Obiecał sobie, że się nie podda, bo ją kocha. I nie zamierza jej stracić.
Przymknął powieki.
- Cześć.
Usłyszał jej głos. Ostatnim razem gdy kłócili się w domu Vicky był oziębły, teraz wydawał się znów cichy, spokojny i równie cudowny.
Niepewnie otworzył oczy, zauważając przed sobą jej postać. Spodziewał się ujrzeć znów tą złą, mocno umalowaną i bądź co bądź seksowną dziewczynę. Ale zamiast tego ujrzał naturalnie piękną, rozkosznie piękną swoją – SWOJĄ – Faye! Miała na sobie dżinsy, niebieski sweterek i rozpuszczone włosy. A na jej twarzy nie było ani krzty makijażu. Wyglądała olśniewająco i przecudownie.
‘’Nawet bez tego czarnego stroju wygląda seksownie’’ – przeszło Zayn’owi przez myśl, ale natychmiast uprzytomniał.
- Dziękuję, że przyszłaś. – odparł niby to od niechcenia.
Chciała coś powiedzieć, ale w ostatniej chwili przymknęła usta, zagryzając je przy okazji.
-  Faye…
- Zayn…
Powiedzieli w tym samym momencie.

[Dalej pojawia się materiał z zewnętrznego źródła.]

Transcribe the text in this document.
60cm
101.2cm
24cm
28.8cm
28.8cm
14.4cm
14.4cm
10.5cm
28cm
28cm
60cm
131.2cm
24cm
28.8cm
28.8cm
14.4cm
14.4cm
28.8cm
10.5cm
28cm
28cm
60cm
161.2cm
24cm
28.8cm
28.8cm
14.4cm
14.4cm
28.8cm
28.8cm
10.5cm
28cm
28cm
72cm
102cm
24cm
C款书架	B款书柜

Spuścili oboje wzrok na swoje buty, chrząkając.
- Ty pierwsza. – wtrącił Mulat, każąc sobie wziąć się w garść. Tak go onieśmielała. Powodowała, że wariował.
- Widzisz… Ja naprawdę nie kocham Jasona. Nie chciałam by doszło do tego pocałunku… To zwykłe nieporozumienie… Ale ty oczywiście twierdzisz inaczej! Jesteś takim dupkiem! Zadufanym lalusiem!
- Faye! – zgromił ją zaskoczonym spojrzeniem. – Nazwałaś mnie właśnie zadufanym lalusiem?
- Tak. – przytaknęła pewna siebie, patrząc mu prosto w czekoladowe oczy.
Zagryzł wewnętrzną stronę policzka i opuścił bezwładnie ręce. Nie wiedział co powiedzieć.
Zatkało go.
- Jesteś zadufanym lalusiem, którego kocham. – dodała, po dłuższej chwili krępującej ciszy.
- Kochasz mnie?
- Tak. Kocham Cię.
Zayn przystąpił kilka kroków naprzód i złapał jej dłoń, którą przyłożył sobie do ust.
- Ja kocham Ciebie o wiele bardziej. – wymruczał, zbliżając swoje wargi do jej warg. Ich oddechy zaczęły się mieszać.
Zauważył w oczach swojej ukochanej pożądanie. Patrzyła na jego wargi, uśmiechając się łobuzersko.
Ten uśmiech sprawił, że serce zadudniło mu w piersi.
Natychmiast pochylił się i złączył ich wargi w spragnionym pocałunku.
Gdy się od siebie oderwali, oparł swoje czoło o jej. Wsunął dłonie pod jej sweterek, przyciągając bliżej siebie.
- Przepraszam. – wyszeptał do jej ucha.
- Wybaczam. – odpowiedziała szeptem.
***
Biały puch zwany potocznie śniegiem za oknami zwiastował nadchodzącą prawdziwą zimę. I Święta. Już niedługo miały być przecież moje ukochane Święta! Kochałam ten czas. Śpiewanie kolęd, śnieg za oknami, świecąca choinka a pod nią czające się prezenty, zapach pierniczków i nocne leżenie pod grubymi kocami by poopowiadać sobie przeróżne historie. I ta rodzinna atmosfera.
Uśmiechnęłam się do swoich myśli i zerknęłam w bok gdzie ujrzałam postać Harry’ego niosącego dwa kubki gorącej czekolady.
Usiadł naprzeciwko mnie, również koło kominka i podał mi kubek, który objęłam dłońmi.
Wlepił we mnie oczy i kąciki jego ust lekko się uniosły ku górze.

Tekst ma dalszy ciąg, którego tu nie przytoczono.